Page 4 of Shadow Games


  “Looks like a supernatural miracle to me, Ott.”

  “Be sarcastic, you guys.”

  “I mean it,” Otto said. “You do look good. If you had a little rug to cover where your hairline is running back toward your butt...”

  He did mean it. “Well, then,” I mumbled, uncomfortable. I changed the subject. “I meant what I said. Keep those two in line.” In town only four days and already I’d bailed Goblin and One-Eye out of trouble twice. There was a limit to what even a legate could cover, hush, and smooth over.

  “There’s only three of us, Croaker,” Hagop protested. “What do you want? They don’t want to be kept in line.”

  “I know you guys. You’ll think of something. While you’re at it, get this junk packed up. It has to go down to the ship.”

  “Yes sir, your grand legateship, sir.”

  I was about to deliver one of my fiery, witty, withering rejoinders when Murgen stuck his head into the room and said, “The coach is ready, Croaker.”

  And Hagop wondered aloud, “How do we keep them in line when we don’t even know where they are? Nobody’s seen them since lunchtime.”

  I went out to the coach hoping I would not get an ulcer before I got out of the empire.

  We roared through Opal’s streets, my escort of Horse Guards, my black stallions, my ringing black iron coach, and I. Sparks flew around the horses’ hooves and the coach’s steel wheels. Dramatic, but riding in that metal monster was like being locked inside a steel box that was being enthusiastically pounded by vandalistic giants.

  We swept up to the Gardens’ understated gate, scattering gawkers. I stepped down, stood more stiffly erect than was my wont, made an effete gesture of dismissal copied from some prince seen somewhere along life’s twisted way. I strode through the gate, thrown open in haste.

  I marched back to the Camelia Grotto, hoping ancient memory would not betray me. Gardens employees yapped at my heels. I ignored them.

  My way took me past a pond so smooth and silvery its surface formed a mirror. I halted, mouth dropping open.

  I did, indeed, cut an imposing figure, cleaned up and dressed up. But were my eyes two eggs of fire, and my open mouth a glowing furnace? “I’ll strangle those two in their sleep,” I murmured.

  Worse than the fire, I had a shadow, a barely perceptible specter, behind me. It hinted that the legate was but an illusion cast by something darker.

  Damn those two and their practical jokes.

  When I resumed moving I noted that the Gardens were packed but silent.
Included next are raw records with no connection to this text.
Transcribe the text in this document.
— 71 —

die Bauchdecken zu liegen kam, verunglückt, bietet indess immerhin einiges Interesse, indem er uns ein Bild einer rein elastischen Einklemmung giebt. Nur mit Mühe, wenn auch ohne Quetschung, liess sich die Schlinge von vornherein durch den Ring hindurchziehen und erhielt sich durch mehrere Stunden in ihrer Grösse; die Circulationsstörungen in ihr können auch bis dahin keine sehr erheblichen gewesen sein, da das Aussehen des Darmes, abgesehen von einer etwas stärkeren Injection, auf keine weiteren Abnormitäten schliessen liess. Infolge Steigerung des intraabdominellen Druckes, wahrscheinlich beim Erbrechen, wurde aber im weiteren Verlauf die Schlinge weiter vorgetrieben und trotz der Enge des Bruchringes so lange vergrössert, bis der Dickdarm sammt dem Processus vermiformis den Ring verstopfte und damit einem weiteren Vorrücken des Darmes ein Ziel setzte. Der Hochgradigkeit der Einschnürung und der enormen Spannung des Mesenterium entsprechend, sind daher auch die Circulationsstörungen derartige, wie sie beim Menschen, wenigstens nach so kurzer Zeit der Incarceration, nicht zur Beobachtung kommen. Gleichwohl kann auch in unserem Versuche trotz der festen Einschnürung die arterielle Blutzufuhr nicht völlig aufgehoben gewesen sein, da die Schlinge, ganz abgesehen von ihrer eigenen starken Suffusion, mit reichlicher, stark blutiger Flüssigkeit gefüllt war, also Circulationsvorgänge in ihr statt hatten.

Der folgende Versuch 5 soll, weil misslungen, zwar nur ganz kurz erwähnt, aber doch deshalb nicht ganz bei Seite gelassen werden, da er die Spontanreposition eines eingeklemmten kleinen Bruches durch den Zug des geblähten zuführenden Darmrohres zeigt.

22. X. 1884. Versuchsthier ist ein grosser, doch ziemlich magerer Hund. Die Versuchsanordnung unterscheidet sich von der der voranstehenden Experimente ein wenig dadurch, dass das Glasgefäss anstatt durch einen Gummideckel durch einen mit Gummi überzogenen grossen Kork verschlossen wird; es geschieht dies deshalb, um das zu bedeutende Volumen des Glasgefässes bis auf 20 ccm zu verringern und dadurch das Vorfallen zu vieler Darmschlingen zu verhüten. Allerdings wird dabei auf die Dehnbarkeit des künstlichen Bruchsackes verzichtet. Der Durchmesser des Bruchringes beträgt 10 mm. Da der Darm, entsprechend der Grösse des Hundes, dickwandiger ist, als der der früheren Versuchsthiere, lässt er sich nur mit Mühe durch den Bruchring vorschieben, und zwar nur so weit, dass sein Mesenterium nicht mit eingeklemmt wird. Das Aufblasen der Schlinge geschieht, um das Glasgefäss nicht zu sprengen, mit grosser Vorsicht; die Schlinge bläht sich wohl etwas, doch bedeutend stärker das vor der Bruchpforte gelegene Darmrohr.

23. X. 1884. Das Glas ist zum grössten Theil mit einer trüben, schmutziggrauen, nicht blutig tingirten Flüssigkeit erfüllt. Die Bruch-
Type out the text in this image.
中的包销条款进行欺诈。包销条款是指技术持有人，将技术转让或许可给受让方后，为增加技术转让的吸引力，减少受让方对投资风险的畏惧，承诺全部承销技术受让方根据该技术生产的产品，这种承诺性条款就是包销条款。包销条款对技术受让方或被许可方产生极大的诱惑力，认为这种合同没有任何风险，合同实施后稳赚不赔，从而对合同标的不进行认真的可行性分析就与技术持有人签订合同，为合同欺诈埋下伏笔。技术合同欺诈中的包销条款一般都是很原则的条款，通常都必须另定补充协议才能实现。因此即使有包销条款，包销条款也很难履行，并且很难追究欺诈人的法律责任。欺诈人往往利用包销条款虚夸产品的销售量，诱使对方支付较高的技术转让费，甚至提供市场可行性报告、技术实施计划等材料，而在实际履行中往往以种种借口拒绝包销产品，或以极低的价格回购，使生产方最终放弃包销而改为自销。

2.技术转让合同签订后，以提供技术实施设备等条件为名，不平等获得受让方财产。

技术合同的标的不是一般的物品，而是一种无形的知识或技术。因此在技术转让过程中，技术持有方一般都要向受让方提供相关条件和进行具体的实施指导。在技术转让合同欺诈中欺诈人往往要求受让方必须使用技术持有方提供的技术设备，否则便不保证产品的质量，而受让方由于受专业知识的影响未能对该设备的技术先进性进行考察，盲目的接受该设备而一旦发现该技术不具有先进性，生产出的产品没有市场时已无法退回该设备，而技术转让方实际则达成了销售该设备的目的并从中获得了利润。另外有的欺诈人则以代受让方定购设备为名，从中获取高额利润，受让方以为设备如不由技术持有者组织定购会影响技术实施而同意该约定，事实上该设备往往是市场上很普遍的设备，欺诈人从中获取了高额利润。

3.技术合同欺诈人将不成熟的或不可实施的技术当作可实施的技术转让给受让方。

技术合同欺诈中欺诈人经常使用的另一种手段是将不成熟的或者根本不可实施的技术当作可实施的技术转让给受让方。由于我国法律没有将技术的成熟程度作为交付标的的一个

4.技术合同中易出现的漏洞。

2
The guests all watched me.

  I had heard that the Gardens were not as popular as once they had been.

  They were there to see me. Of course. The new general. The unknown legate out of the dark tower. The wolves wanted a look at the tiger.

  I should have expected it. The escort. They had had four days to tell tales around town.

  I turned on all the outward arrogance I could muster. And inside I echoed to the whimper of a kid with stage fright.

  I settled in in the Camelia Grotto, out of sight of the crowd. Shadows played about me. The staff came to enquire after my needs. They were revolting in their obsequiousness.

  A disgusting little part of me gobbled it up. A part just big enough to show why some men lust after power. But not for me, thank you. I am too lazy. And I am, I fear, the unfortunate victim of a sense of responsibility. Put me in charge and I try to accomplish the ends to which the office was allegedly created. I guess I suffer from an impoverishment of the sociopathic spirit necessary to go big time.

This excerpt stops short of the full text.